Material Solutions for Consumer Electronics
Dr. Kuzhichalil P. Surendran
Materials Science and Technology Division, CSIR-National Institute for Interdisciplinary Science
and Technology, Thiruvananthapuram - 695019
Email: kpsurendran@niist.res.in
Consumer electronics in general, comprises of electronic equipments intended for everyday use, most
often in entertainment, communications and office productivity. At the heart of every electronic
gadgets, there sits a microprocessor which is essentially a semiconductor chip that can be programmed
to perform various functions. According to Moore's Law, for a given price, the semiconductor
functionality doubles every two years. The unprecedented miniaturisation demands at the integrated
chip level pose uphill tasks before a Material Scientist like say, develop a chip interconnect more
efficient than copper, develop an inter-dielectric with as low K as possible, and develop a high K gate
dielectric better than silica and so for.
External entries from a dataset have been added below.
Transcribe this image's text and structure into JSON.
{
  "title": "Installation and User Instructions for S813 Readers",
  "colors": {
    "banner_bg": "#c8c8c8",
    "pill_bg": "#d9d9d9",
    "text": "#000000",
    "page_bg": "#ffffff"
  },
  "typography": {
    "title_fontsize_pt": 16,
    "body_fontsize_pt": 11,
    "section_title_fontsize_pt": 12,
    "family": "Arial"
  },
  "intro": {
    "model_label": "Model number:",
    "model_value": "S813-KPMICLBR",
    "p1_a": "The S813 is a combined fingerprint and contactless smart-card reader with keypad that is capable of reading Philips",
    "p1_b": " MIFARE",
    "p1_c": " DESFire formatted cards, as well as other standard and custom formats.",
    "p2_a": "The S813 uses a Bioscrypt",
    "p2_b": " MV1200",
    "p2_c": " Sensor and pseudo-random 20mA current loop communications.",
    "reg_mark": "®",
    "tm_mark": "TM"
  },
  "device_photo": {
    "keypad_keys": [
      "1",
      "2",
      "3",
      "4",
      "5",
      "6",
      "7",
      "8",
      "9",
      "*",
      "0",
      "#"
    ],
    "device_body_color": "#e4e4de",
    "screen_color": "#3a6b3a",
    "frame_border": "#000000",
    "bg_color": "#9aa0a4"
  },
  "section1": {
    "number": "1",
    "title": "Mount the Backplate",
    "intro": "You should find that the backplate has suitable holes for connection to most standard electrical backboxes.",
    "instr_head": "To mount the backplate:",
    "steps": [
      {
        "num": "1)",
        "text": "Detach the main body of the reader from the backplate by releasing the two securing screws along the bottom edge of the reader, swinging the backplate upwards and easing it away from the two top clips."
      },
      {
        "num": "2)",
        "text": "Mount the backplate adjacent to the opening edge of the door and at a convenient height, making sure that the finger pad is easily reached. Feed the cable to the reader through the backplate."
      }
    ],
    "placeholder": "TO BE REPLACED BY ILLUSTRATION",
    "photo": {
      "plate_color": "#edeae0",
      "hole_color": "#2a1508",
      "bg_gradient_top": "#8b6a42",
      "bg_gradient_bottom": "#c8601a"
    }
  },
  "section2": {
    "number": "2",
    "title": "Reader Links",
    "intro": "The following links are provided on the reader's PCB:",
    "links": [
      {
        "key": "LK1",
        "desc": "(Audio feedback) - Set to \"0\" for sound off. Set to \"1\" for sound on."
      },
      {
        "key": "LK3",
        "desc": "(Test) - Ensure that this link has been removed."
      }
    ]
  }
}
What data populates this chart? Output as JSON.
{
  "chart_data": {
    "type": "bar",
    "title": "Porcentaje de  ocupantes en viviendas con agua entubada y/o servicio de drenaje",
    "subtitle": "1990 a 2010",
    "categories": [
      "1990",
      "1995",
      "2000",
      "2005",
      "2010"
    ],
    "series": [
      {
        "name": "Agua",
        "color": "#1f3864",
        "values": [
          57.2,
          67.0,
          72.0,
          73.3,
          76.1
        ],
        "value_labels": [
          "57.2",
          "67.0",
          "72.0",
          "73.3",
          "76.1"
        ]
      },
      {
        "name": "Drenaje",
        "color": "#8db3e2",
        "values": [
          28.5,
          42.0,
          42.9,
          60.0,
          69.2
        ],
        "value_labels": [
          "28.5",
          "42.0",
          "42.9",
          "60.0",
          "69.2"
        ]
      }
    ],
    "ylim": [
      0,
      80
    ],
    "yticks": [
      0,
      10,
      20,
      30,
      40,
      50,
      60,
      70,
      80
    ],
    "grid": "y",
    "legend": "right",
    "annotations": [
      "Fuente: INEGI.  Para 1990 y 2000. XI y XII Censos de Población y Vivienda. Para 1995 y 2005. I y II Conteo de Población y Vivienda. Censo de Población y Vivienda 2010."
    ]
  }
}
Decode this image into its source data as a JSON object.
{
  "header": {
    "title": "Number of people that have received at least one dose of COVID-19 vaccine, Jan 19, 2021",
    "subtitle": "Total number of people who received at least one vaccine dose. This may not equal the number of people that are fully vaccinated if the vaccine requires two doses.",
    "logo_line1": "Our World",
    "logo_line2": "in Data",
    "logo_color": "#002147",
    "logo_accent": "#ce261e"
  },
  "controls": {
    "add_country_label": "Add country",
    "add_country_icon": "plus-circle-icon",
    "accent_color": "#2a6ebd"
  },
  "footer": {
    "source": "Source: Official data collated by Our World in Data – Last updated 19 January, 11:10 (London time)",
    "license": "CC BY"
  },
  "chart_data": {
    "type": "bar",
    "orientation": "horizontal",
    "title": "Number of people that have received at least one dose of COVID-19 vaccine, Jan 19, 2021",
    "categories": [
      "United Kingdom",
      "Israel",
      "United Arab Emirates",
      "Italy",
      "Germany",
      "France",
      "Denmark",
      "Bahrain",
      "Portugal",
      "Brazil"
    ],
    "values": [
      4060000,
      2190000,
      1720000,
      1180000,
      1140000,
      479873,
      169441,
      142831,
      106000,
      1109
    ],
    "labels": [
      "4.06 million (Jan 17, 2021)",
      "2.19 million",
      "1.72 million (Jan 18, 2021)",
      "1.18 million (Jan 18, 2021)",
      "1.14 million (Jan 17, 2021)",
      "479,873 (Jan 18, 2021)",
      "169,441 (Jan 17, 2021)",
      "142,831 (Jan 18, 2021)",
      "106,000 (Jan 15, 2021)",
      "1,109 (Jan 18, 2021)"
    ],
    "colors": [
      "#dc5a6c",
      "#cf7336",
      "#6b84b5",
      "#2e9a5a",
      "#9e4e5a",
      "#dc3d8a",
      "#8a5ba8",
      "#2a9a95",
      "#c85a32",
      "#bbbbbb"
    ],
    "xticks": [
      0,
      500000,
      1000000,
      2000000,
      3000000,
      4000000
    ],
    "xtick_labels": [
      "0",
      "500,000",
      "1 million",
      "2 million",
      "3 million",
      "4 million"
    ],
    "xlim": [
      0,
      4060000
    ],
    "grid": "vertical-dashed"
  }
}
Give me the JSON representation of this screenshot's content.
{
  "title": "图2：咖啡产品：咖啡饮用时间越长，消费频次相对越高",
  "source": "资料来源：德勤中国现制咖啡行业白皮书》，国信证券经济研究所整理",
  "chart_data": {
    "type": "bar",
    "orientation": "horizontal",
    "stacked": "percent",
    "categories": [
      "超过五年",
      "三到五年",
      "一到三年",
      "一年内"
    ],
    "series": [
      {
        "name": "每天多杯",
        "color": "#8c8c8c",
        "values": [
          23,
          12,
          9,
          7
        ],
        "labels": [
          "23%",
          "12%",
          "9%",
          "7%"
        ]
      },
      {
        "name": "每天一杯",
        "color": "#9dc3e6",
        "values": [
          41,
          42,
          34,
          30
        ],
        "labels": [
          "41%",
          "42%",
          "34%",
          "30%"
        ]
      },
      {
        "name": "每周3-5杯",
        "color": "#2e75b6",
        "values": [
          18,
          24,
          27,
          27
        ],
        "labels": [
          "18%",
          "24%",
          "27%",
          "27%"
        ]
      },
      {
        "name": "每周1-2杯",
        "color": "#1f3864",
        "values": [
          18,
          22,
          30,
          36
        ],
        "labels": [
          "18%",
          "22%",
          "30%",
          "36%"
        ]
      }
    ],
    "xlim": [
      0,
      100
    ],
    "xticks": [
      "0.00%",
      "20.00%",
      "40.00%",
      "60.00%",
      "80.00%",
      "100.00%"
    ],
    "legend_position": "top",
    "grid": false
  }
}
On top of this, we will reach a point where the very existence of
silicon itself is at stake due to the internal heat and leakage current at atomic level. On the other hand,
the storage capacity of the memory devices are also tremendously expanding. Hence more energy
efficient devices based on spintronics and magnetoelectric phenomena are actively pursued. The size
shrinkage in consumer electronic gadgets have to deal with several unseen problems also. For example,
placing a large amount of electrical and electronic systems into a very confined space poses the problem
of keeping the Electromagnetic Interference (EMI) of these systems from interfering with each other
through radiated and conducted emissions, that sometimes referred to as crosstalk. Tailor made
composites and metamaterials have to be developed in order to mitigate the EMI in hand held gadgets.
Of late, Printed Electronics (PE) has emerged as a new trend of electronics, in which electronically active
components (semiconducting layers, electrodes, dielectrics, etc.) can be printed on flexible substrates,
and thereby eliminating the cumbersome photolithographic process of silicon electronics.